POLITICS

Oregon lawmakers looking to make child care more affordable, available

Preschool students play in a Salem-Keizer classroom (Rachel Alexander/Salem Reporter)

As Portland resident Jasmine Casanova-Dean spoke to legislators at a hearing about child care last week, her 67-year-old grandmother watched her 2-year-old daughter in another room. 

Casanova-Dean can only afford professional child care two days a week, so every other day she’s left to shift her work schedule, seek help from family or friends or tell her daughter to be patient while she finishes an important work meeting. 

“My story is the same as countless other parents struggling to find affordable child care,” Casanova-Dean said. “I and so many other parents shouldn’t have to choose between caring for a child and working.” 

Lawmakers and Gov. Kate Brown are trying to help, though they acknowledged that the state can’t do enough to make sure every family that needs child care can afford it. 

For Rep. Karin Power, the Milwaukie Democrat who leads the House Early Childhood Committee, it’s a personal issue. She has two young children in child care. 

“It’s really expensive, and it’s really expensive for everybody,” Power said. “I’m hearing right now too from families who can afford care and still can’t get it because providers have closed.”

Brown called for $100 million in new spending. The Legislature’s budget writers haven’t yet decided how to spend the roughly $1.5 billion in extra state money, but there’s broad support among Democrats in the majority to spend at least some on child care.

Child care advocates back a plan that would cost just under $90 million. About half of that sum would go to grants for new child care providers and existing facilities that plan to hire more staff or otherwise expand their programs.

Supporters pointed to the San Francisco-based Low Income Investment Fund, which reported spending $168 million to create 273,000 new child care slots between 1984 and 2020. In total, that $168 million resulted in $29 billion in monetary benefits to families and communities, according to the organization.

Oregon would use another $21 million for direct payments to child care workers as incentives to stay in the workplace. Child care workers are paid an average hourly wage of $14.95, according to the Oregon Employment Department – slightly more than the minimum wage but lower than the starting salaries many retailers and fast food establishments are offering because of staff shortages.

The last $4.3 million would go to administrative costs associated with combining two state departments that dealt with child care. The Early Learning Division in the Education Department set learning standards, while the Human Services Department handled child care subsidies.

Legislators last year directed that the two functions be combined into a single new state department, and legislation under consideration this year will give extra time to form the new Early Learning and Care Department.

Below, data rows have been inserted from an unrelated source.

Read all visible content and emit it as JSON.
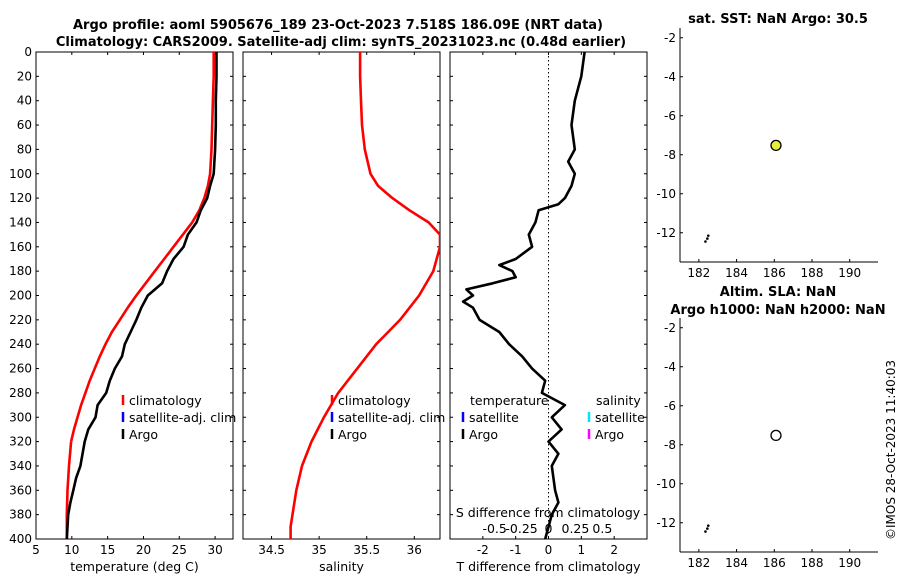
{
  "figure": {
    "title_line1": "Argo profile: aoml 5905676_189 23-Oct-2023 7.518S 186.09E (NRT data)",
    "title_line2": "Climatology: CARS2009. Satellite-adj clim: synTS_20231023.nc (0.48d earlier)",
    "timestamp": "©IMOS 28-Oct-2023 11:40:03"
  },
  "colors": {
    "climatology": "#ff0000",
    "satellite_adj": "#0000ff",
    "argo": "#000000",
    "sal_satellite": "#00e5ff",
    "sal_argo": "#ff00ff",
    "marker_fill": "#e6f03c"
  },
  "chart_data": [
    {
      "id": "temperature",
      "type": "line",
      "xlabel": "temperature (deg C)",
      "ylabel": "",
      "xlim": [
        5,
        32.5
      ],
      "ylim": [
        400,
        0
      ],
      "xticks": [
        5,
        10,
        15,
        20,
        25,
        30
      ],
      "yticks": [
        0,
        20,
        40,
        60,
        80,
        100,
        120,
        140,
        160,
        180,
        200,
        220,
        240,
        260,
        280,
        300,
        320,
        340,
        360,
        380,
        400
      ],
      "legend": [
        "climatology",
        "satellite-adj. clim",
        "Argo"
      ],
      "series": [
        {
          "name": "climatology",
          "color": "#ff0000",
          "x": [
            29.8,
            29.8,
            29.7,
            29.6,
            29.5,
            29.3,
            29.0,
            28.5,
            27.8,
            26.8,
            25.5,
            24.2,
            22.9,
            21.6,
            20.3,
            19.0,
            17.8,
            16.7,
            15.6,
            14.7,
            13.9,
            13.2,
            12.5,
            11.9,
            11.3,
            10.8,
            10.3,
            9.9
          ],
          "y": [
            0,
            20,
            40,
            60,
            80,
            100,
            110,
            120,
            130,
            140,
            150,
            160,
            170,
            180,
            190,
            200,
            210,
            220,
            230,
            240,
            250,
            260,
            270,
            280,
            290,
            300,
            310,
            320
          ]
        },
        {
          "name": "climatology-deep",
          "color": "#ff0000",
          "x": [
            9.9,
            9.6,
            9.4,
            9.3,
            9.3
          ],
          "y": [
            320,
            340,
            360,
            380,
            400
          ]
        },
        {
          "name": "Argo",
          "color": "#000000",
          "x": [
            30.2,
            30.2,
            30.1,
            30.1,
            30.0,
            29.8,
            29.3,
            28.9,
            28.0,
            27.4,
            26.2,
            25.6,
            24.2,
            23.3,
            22.6,
            20.6,
            19.7,
            19.0,
            18.2,
            17.4,
            17.0,
            16.0,
            15.3,
            14.8,
            13.6,
            13.3,
            12.3,
            11.8,
            11.2,
            10.6,
            10.2,
            9.8,
            9.5,
            9.3
          ],
          "y": [
            0,
            20,
            40,
            60,
            80,
            100,
            110,
            120,
            130,
            140,
            150,
            160,
            170,
            180,
            190,
            200,
            210,
            220,
            230,
            240,
            250,
            260,
            270,
            280,
            290,
            300,
            310,
            320,
            340,
            350,
            360,
            370,
            380,
            400
          ]
        }
      ]
    },
    {
      "id": "salinity",
      "type": "line",
      "xlabel": "salinity",
      "ylabel": "",
      "xlim": [
        34.2,
        36.27
      ],
      "ylim": [
        400,
        0
      ],
      "xticks": [
        34.5,
        35,
        35.5,
        36
      ],
      "yticks": [
        0,
        20,
        40,
        60,
        80,
        100,
        120,
        140,
        160,
        180,
        200,
        220,
        240,
        260,
        280,
        300,
        320,
        340,
        360,
        380,
        400
      ],
      "legend": [
        "climatology",
        "satellite-adj. clim",
        "Argo"
      ],
      "series": [
        {
          "name": "climatology",
          "color": "#ff0000",
          "x": [
            35.43,
            35.43,
            35.44,
            35.45,
            35.48,
            35.54,
            35.62,
            35.77,
            35.95,
            36.15,
            36.27,
            36.27,
            36.2,
            36.05,
            35.85,
            35.6,
            35.4,
            35.2,
            35.05,
            34.92,
            34.82,
            34.76,
            34.72,
            34.7,
            34.7
          ],
          "y": [
            0,
            20,
            40,
            60,
            80,
            100,
            110,
            120,
            130,
            140,
            150,
            160,
            180,
            200,
            220,
            240,
            260,
            280,
            300,
            320,
            340,
            360,
            380,
            390,
            400
          ]
        }
      ]
    },
    {
      "id": "difference",
      "type": "line",
      "xlabel": "T difference from climatology",
      "xlabel_top": "S difference from climatology",
      "xlim": [
        -3,
        3
      ],
      "ylim": [
        400,
        0
      ],
      "xticks": [
        -2,
        -1,
        0,
        1,
        2
      ],
      "top_ticks": [
        -0.5,
        -0.25,
        0,
        0.25,
        0.5
      ],
      "yticks": [
        0,
        20,
        40,
        60,
        80,
        100,
        120,
        140,
        160,
        180,
        200,
        220,
        240,
        260,
        280,
        300,
        320,
        340,
        360,
        380,
        400
      ],
      "legend_temperature": [
        "temperature",
        "satellite",
        "Argo"
      ],
      "legend_salinity": [
        "salinity",
        "satellite",
        "Argo"
      ],
      "series": [
        {
          "name": "Argo T diff",
          "color": "#000000",
          "x": [
            1.1,
            1.0,
            0.8,
            0.7,
            0.8,
            0.6,
            0.8,
            0.7,
            0.5,
            0.3,
            -0.3,
            -0.4,
            -0.6,
            -0.5,
            -1.0,
            -1.5,
            -1.1,
            -1.0,
            -1.7,
            -2.5,
            -2.3,
            -2.6,
            -2.3,
            -2.1,
            -1.5,
            -1.2,
            -0.8,
            -0.5,
            -0.1,
            -0.2,
            0.5,
            0.1,
            0.4,
            0.0,
            0.3,
            0.1,
            0.2,
            0.3,
            0.1,
            -0.1
          ],
          "y": [
            0,
            20,
            40,
            60,
            80,
            90,
            100,
            110,
            120,
            125,
            130,
            140,
            150,
            160,
            170,
            175,
            180,
            185,
            190,
            195,
            200,
            205,
            210,
            220,
            230,
            240,
            250,
            260,
            270,
            280,
            290,
            300,
            310,
            320,
            330,
            340,
            360,
            370,
            380,
            400
          ]
        }
      ]
    },
    {
      "id": "sst_map",
      "type": "scatter",
      "title": "sat. SST: NaN Argo: 30.5",
      "xlim": [
        181,
        191.5
      ],
      "ylim": [
        -13.5,
        -1.5
      ],
      "xticks": [
        182,
        184,
        186,
        188,
        190
      ],
      "yticks": [
        -2,
        -4,
        -6,
        -8,
        -10,
        -12
      ],
      "series": [
        {
          "name": "profile",
          "x": [
            186.09
          ],
          "y": [
            -7.52
          ],
          "color": "#e6f03c"
        },
        {
          "name": "track",
          "x": [
            182.35,
            182.45,
            182.5
          ],
          "y": [
            -12.45,
            -12.3,
            -12.15
          ],
          "color": "#000000"
        }
      ]
    },
    {
      "id": "sla_map",
      "type": "scatter",
      "title_line1": "Altim. SLA: NaN",
      "title_line2": "Argo h1000: NaN h2000: NaN",
      "xlim": [
        181,
        191.5
      ],
      "ylim": [
        -13.5,
        -1.5
      ],
      "xticks": [
        182,
        184,
        186,
        188,
        190
      ],
      "yticks": [
        -2,
        -4,
        -6,
        -8,
        -10,
        -12
      ],
      "series": [
        {
          "name": "profile",
          "x": [
            186.09
          ],
          "y": [
            -7.52
          ],
          "color": "#ffffff"
        },
        {
          "name": "track",
          "x": [
            182.35,
            182.45,
            182.5
          ],
          "y": [
            -12.45,
            -12.3,
            -12.15
          ],
          "color": "#000000"
        }
      ]
    }
  ]
}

Pending legislation, introduced by the House Early Childhood Committee, also would increase subsidies to move closer to paying the actual cost of child care needed by low-income families. Legislative fiscal analysts haven’t estimated that cost yet.  

While her committee is working on policy changes, Power said the problems with child care come down to money and how society thinks about the need to care for young children. 

Once children are 5, they have access to free K-12 education. In the current two-year budget cycle, the state spent $9.3 billion on K-12 education.

State and local governments pay teachers and other school staff and build and maintain school facilities, but there isn’t similar spending on child care facilities. As a result, child care remains unaffordable for many families while those providing the care are among the lowest-paid workers in Oregon.

“I often think, ‘What if each family was expected to pay the full cost of sending their kid to school?’” Power said. “I think most people would look at me like I’m nuts if I said something like that, because it just isn’t something that we would expect. Public education is such a core tenet of our nation, but we don’t extend it to littler kids.”

Researchers at the University of Oregon have run two ongoing national surveys of families with young children and child care providers throughout the pandemic. In November, the team reported that nearly 60% of child care providers experienced “significant staff shortages,” compared to just 36% before the pandemic.

More than 85% of child care center directors said they struggled to recruit and retain qualified workers, and nearly 40% said they were ready to leave their jobs or the child care field entirely within the next year.

“These numbers are likely an underestimate, as there have been many reports showing that a large number of providers have already left the child care workforce before we asked these questions,” the report said. 

Jessica Boyd, a child care worker and mother of two in Eugene, told the House committee she’s been working in child care for 10 years. More than half her monthly income went to paying for her older son’s child care when he was young, and she left work for two years when her younger child, now 8, was born because she couldn’t afford child care. 

Over the past two years, Boyd said, her child care center has struggled to hire workers and reduced the number of children it accepts because there aren’t enough workers to care for them. 

“If it wasn’t for my husband, I wouldn’t be able to get by on a child care provider’s wage,” she told committee members. “I could not be self-sufficient on my own income. It’s really discouraging when the people at Taco Bell are making more than me.”